Sep 05, 2004 12:04
I had a nightmare I was drowning again. I don't get those too often. Still, they bother me enough for me to prefer someone trying to kill me, or incounters with my inner demons exposing themselves in different forms. At least those are interesting..
The dream left me exhausted as if I had actually struggled. You don't think when you're drowning. The complex mind is finally silenced, and it simply becomes your brain. Nothing but an organ. Like all living things, instinct for survival overcomes you. Funny how well the dream seemed to shut off thoughts and strictly depict this sensation.
I've drowned 3 times in real life. My luck I guess? No one saved me the 1st time. The pool was full of other children and adults. I remember some people just staring at me dumbfounded as I went under. Eh, I was just a little kid accidentally in the deep end. Silly kid..
My friend Nora almost drowned with me the 2nd time. Her dad owned a hotel, so we would go alone to the pools a lot. We were both pushing each other under to breathe. Once again, instinct. Fortunetly, somehow I managed to push her away and she got to the shallower end; I recovered as well. We literarely almost killed each other. Later she said she'd rather have died there with me then live without her best friend. Foolish kids..
The 3rd time was so much different. Rather than fear it, I longed for it? And I couldn't help but adore the blissful waves beneath me. I told them I fell in.

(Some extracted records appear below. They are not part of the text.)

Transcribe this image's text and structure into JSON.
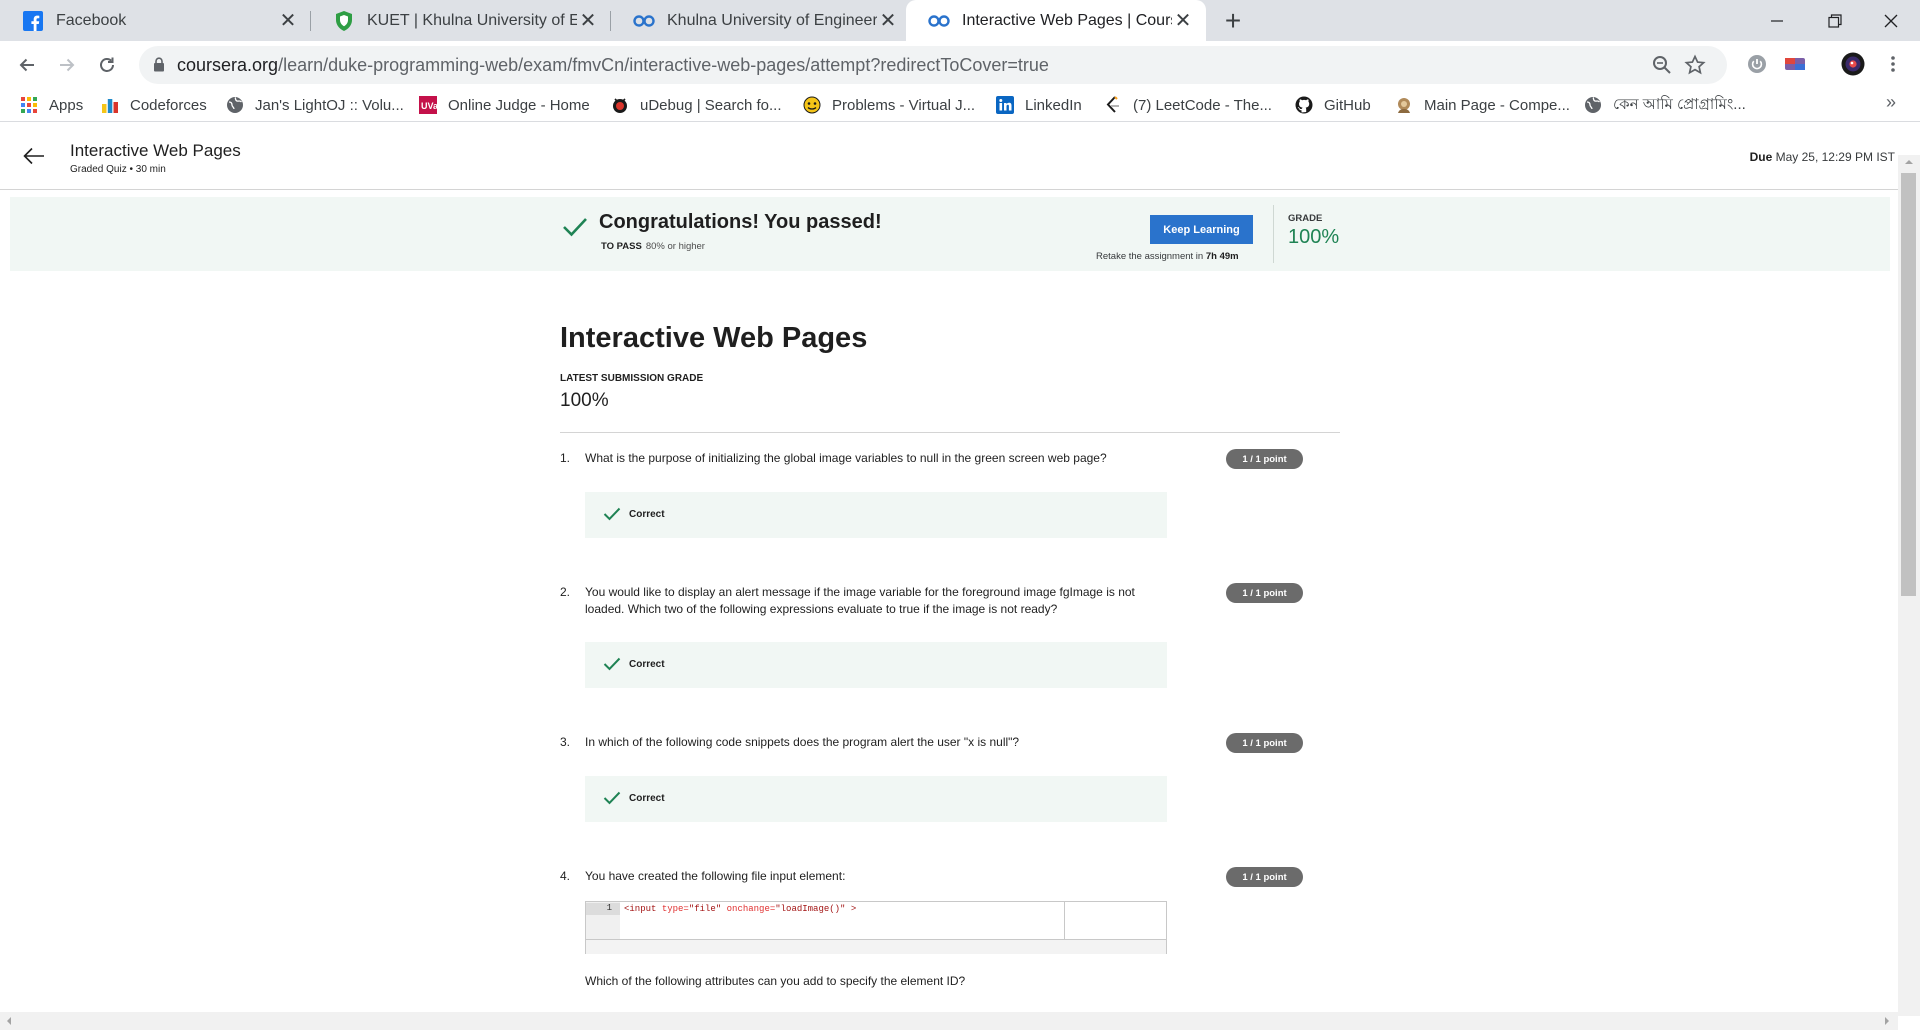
{
  "browser": {
    "tabs": [
      {
        "title": "Facebook",
        "icon": "facebook-icon"
      },
      {
        "title": "KUET | Khulna University of Engin",
        "icon": "kuet-shield-icon"
      },
      {
        "title": "Khulna University of Engineering",
        "icon": "coursera-icon"
      },
      {
        "title": "Interactive Web Pages | Coursera",
        "icon": "coursera-icon",
        "active": true
      }
    ],
    "url_host": "coursera.org",
    "url_path": "/learn/duke-programming-web/exam/fmvCn/interactive-web-pages/attempt?redirectToCover=true",
    "bookmarks": [
      {
        "label": "Apps",
        "icon": "apps-grid-icon"
      },
      {
        "label": "Codeforces",
        "icon": "codeforces-icon"
      },
      {
        "label": "Jan's LightOJ :: Volu...",
        "icon": "globe-icon"
      },
      {
        "label": "Online Judge - Home",
        "icon": "uva-icon"
      },
      {
        "label": "uDebug | Search fo...",
        "icon": "udebug-icon"
      },
      {
        "label": "Problems - Virtual J...",
        "icon": "vjudge-icon"
      },
      {
        "label": "LinkedIn",
        "icon": "linkedin-icon"
      },
      {
        "label": "(7) LeetCode - The...",
        "icon": "leetcode-icon"
      },
      {
        "label": "GitHub",
        "icon": "github-icon"
      },
      {
        "label": "Main Page - Compe...",
        "icon": "wiki-icon"
      },
      {
        "label": "কেন আমি প্রোগ্রামিং...",
        "icon": "globe-icon"
      }
    ],
    "more_bookmarks": "»"
  },
  "header": {
    "title": "Interactive Web Pages",
    "meta": "Graded Quiz • 30 min",
    "due_label": "Due",
    "due_value": "May 25, 12:29 PM IST"
  },
  "banner": {
    "title": "Congratulations! You passed!",
    "to_pass_label": "TO PASS",
    "to_pass_value": "80% or higher",
    "button": "Keep Learning",
    "retake_text": "Retake the assignment in",
    "retake_time": "7h 49m",
    "grade_label": "GRADE",
    "grade_value": "100%"
  },
  "main": {
    "title": "Interactive Web Pages",
    "latest_label": "LATEST SUBMISSION GRADE",
    "latest_value": "100%"
  },
  "questions": [
    {
      "num": "1.",
      "text": "What is the purpose of initializing the global image variables to null in the green screen web page?",
      "points": "1 / 1 point",
      "result": "Correct"
    },
    {
      "num": "2.",
      "text": "You would like to display an alert message if the image variable for the foreground image fgImage is not loaded. Which two of the following expressions evaluate to true if the image is not ready?",
      "points": "1 / 1 point",
      "result": "Correct"
    },
    {
      "num": "3.",
      "text": "In which of the following code snippets does the program alert the user \"x is null\"?",
      "points": "1 / 1 point",
      "result": "Correct"
    },
    {
      "num": "4.",
      "text": "You have created the following file input element:",
      "points": "1 / 1 point",
      "code": {
        "line_number": "1",
        "tag_open": "<input",
        "attr1": "type=",
        "val1": "\"file\"",
        "attr2": "onchange=",
        "val2": "\"loadImage()\"",
        "tag_close": ">"
      },
      "followup": "Which of the following attributes can you add to specify the element ID?"
    }
  ],
  "colors": {
    "accent": "#2a73cc",
    "success": "#1f8354",
    "banner_bg": "#f1f7f4",
    "badge": "#6b6b6b"
  }
}
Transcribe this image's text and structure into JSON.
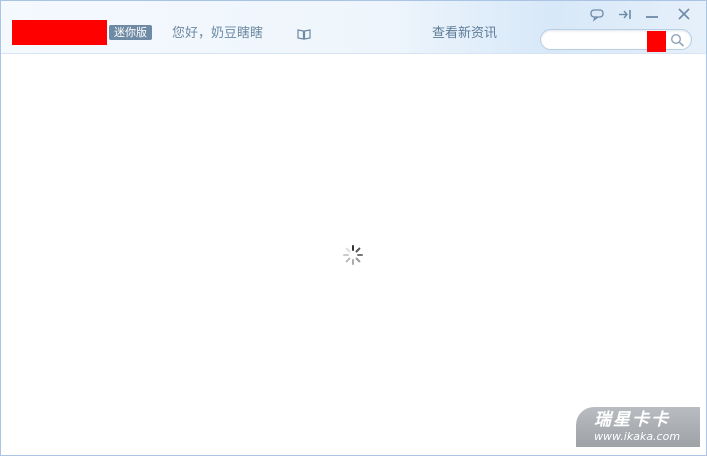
{
  "header": {
    "mini_badge": "迷你版",
    "greeting": "您好，奶豆瞎瞎",
    "news_link": "查看新资讯",
    "book_icon": "book-icon"
  },
  "search": {
    "value": "",
    "placeholder": "",
    "icon": "search-icon"
  },
  "window_controls": [
    {
      "name": "feedback",
      "icon": "speech-bubble-icon"
    },
    {
      "name": "pin",
      "icon": "pin-icon"
    },
    {
      "name": "minimize",
      "icon": "minimize-icon"
    },
    {
      "name": "close",
      "icon": "close-icon"
    }
  ],
  "content": {
    "state": "loading",
    "icon": "loading-spinner-icon"
  },
  "watermark": {
    "title": "瑞星卡卡",
    "url": "www.ikaka.com"
  },
  "colors": {
    "accent": "#6f8aa4",
    "link": "#5d7c98",
    "border": "#a9c4e4",
    "redaction": "#ff0000"
  }
}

Not that my body decaying at the bottom of the ocean was any more appealing than rotting in a box under ground, but I guess not thinking seemed more pleasent than being aware of whatever would have to be done to get me in a coffin.
People can be such idiots, it's almost amusing. Hm, I was supposed to visit Cleo in France this summer. And afterwards visit Cyprus...I don't think I should ever go back there. Water surounds it.